Houston-born, New York-based singer/songwriter and guitarist Shelly Bhushan is the daughter of Indian and Mexican immigrant parents. When Bhushan grew up, she left her native Texas to pursue her own American dream — of being a singer. After answering a Village Voice classified ad by a New York-based soul rock band seeking a lead singer, Bhushan relocated to New York with just two suitcases and without a job or a place to live to pursue her dream.

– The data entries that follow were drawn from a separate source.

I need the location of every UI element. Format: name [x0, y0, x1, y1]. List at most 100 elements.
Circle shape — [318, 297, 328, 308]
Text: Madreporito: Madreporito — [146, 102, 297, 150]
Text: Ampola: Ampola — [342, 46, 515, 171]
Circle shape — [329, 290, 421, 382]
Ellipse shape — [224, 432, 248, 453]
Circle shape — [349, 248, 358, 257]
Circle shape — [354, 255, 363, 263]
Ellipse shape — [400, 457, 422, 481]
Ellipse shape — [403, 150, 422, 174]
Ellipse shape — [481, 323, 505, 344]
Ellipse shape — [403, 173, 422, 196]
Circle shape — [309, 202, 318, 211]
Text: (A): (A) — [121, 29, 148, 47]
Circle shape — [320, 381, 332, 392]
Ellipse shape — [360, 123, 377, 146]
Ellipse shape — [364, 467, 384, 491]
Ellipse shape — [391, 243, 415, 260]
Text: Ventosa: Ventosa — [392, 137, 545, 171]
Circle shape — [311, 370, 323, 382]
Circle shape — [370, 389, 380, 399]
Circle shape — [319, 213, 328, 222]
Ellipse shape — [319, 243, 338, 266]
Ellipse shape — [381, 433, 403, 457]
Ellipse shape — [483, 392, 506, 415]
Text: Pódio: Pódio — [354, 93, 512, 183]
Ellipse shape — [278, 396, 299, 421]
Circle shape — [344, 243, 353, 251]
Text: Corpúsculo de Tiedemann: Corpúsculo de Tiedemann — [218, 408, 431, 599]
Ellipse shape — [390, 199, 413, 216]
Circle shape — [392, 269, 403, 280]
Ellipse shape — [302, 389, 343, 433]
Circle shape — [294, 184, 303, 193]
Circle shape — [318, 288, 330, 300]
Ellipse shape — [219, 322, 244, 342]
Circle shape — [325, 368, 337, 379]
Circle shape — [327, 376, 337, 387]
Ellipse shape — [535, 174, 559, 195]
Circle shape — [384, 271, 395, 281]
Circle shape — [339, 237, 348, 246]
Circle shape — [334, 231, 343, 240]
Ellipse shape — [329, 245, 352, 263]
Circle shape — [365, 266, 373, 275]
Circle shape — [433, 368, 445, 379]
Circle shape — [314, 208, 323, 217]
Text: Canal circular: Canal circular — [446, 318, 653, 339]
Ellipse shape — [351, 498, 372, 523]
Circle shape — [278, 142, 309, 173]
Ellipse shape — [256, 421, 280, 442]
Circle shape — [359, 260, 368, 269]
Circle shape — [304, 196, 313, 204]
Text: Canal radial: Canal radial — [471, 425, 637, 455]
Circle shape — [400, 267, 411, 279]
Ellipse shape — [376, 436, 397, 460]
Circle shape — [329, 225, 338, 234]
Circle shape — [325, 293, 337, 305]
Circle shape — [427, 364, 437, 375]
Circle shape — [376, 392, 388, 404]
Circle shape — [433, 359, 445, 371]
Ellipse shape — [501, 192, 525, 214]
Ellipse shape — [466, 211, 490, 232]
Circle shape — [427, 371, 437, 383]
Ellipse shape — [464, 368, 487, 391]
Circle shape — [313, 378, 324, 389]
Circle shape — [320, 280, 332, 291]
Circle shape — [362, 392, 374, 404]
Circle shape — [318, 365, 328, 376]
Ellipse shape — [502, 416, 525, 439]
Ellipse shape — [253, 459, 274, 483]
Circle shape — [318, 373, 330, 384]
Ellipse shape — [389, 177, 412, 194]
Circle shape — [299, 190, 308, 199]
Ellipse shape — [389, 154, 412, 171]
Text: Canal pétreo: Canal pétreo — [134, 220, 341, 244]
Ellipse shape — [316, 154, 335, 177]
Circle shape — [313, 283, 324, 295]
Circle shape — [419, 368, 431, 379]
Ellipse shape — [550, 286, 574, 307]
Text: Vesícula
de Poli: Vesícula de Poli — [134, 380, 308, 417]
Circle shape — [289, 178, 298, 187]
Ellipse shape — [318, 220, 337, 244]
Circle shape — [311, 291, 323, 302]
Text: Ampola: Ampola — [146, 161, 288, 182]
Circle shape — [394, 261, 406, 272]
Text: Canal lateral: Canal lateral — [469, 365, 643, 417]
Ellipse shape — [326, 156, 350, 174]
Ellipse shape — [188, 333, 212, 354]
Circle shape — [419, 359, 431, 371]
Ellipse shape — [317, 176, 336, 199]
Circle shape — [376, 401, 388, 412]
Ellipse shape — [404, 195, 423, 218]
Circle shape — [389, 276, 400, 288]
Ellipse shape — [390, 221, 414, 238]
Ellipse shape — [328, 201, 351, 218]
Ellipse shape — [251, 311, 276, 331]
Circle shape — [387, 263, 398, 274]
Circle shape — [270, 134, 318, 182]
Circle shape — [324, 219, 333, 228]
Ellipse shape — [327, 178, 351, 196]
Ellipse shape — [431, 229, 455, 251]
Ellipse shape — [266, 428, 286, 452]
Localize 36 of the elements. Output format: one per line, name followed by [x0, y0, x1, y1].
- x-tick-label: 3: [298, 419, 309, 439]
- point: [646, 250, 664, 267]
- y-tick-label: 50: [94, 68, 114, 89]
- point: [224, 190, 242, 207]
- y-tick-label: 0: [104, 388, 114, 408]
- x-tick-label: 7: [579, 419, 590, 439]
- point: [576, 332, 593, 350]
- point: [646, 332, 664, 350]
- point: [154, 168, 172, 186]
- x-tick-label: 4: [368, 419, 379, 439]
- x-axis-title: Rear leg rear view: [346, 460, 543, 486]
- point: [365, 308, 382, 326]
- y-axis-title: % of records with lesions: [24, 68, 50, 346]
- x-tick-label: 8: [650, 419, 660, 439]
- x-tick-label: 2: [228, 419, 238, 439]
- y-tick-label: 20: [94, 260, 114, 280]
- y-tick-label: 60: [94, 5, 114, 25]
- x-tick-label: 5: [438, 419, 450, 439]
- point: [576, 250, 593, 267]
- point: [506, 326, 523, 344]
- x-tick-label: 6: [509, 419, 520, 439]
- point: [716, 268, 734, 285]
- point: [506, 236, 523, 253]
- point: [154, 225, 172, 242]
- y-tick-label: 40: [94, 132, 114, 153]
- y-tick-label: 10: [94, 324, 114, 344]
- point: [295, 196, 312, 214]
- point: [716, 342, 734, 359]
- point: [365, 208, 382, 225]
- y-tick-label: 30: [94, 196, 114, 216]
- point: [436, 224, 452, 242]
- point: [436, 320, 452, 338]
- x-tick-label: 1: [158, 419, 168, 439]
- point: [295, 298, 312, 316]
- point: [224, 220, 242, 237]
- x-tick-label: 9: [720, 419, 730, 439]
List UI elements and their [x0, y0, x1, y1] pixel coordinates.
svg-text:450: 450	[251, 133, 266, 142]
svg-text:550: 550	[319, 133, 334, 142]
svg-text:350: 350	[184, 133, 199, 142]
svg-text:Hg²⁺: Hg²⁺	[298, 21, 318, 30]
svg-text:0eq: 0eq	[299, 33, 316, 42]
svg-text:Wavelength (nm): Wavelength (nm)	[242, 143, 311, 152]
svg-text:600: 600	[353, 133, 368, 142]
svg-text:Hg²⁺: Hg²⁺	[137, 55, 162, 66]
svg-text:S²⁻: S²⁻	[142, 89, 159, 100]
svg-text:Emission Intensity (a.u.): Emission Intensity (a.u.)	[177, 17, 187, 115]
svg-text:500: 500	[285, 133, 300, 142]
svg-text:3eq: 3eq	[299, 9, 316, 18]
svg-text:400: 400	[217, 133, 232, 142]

With Bhushan, the soul rock band started to receive attention from labels and an Independent Music Award but shortly after that the band split up. While some aspiring artists may have given up on their dreams, Bhushan got herself together and decided to start off on her own musical path. Although she had no prior songwriting experience and lacked the experience to be a band leader, the Houston-born, New York-based singer/songwriter taught herself the guitar. Luckily, she found a group of musicians, who first became collaborators than family that were willing to help her realize her dream. And over the course of the next decade, Bhushan wrote and released four albums that saw her and her backing band crafting a sound that drew from elements of funk, soul, R&B, pop, alt rock and indie rock paired with introspective lyricism and powerhouse vocals. And its all underpinned by Bushan’s ability to express vulnerability, longing brassiness, swagger, defiance and soulfulness within a turn of a phrase.

Locally, she’s played Rockwood Music Hall, Joe’s Pub, The Bitter End, The Shrine, Apollo Theater, DROM and countless others while receiving coverage and praise from the likes of The New Yorker and others. Now, it’s been a few years since I’ve personally written about the Houston-born, New York-based artist but in that time, she’s been busy raising a family and writing new material that she plans to release throughout the next few months — including her latest single “Heat.”

Featuring a strutting and funky bass line, swelling organs, swirling synths and squiggling wah wah pedaled guitars, “Heat” manages to sound indebted to 80s funk and R&B. And over the upbeat and anthemic arrangement, the Houston-born, New York-based artist’s soulful, powerhouse vocals sing lyrics fueled by personal, lived-in experience. In “Heat,” we have a narrator, who’s misunderstood by others but who has always known who she was and where she belonged, even if others didn’t want to accept it. The song’s is underpinned by the relief and joy of finding your tribe and having the support of your people in an unforgiving and cruel world to anyone who doesn’t allow for easy pigeonholing.

As Bhushan explains, the song was inspired by her own experiences maneuvering the local music scene as a woman and a a woman of color. One night after a set, a woman walked up to the Houston-born, New York based artist and said “You’re a star! Do you know what you’re problem is? People don’t know what you are,” the Houston-born, New York-based artist recalls. Throughout her career she has often been considered too this, not enough this, not enough that. But instead of listening to what may be bad advice for her, Bhushan has continued to forge her own path in her own terms.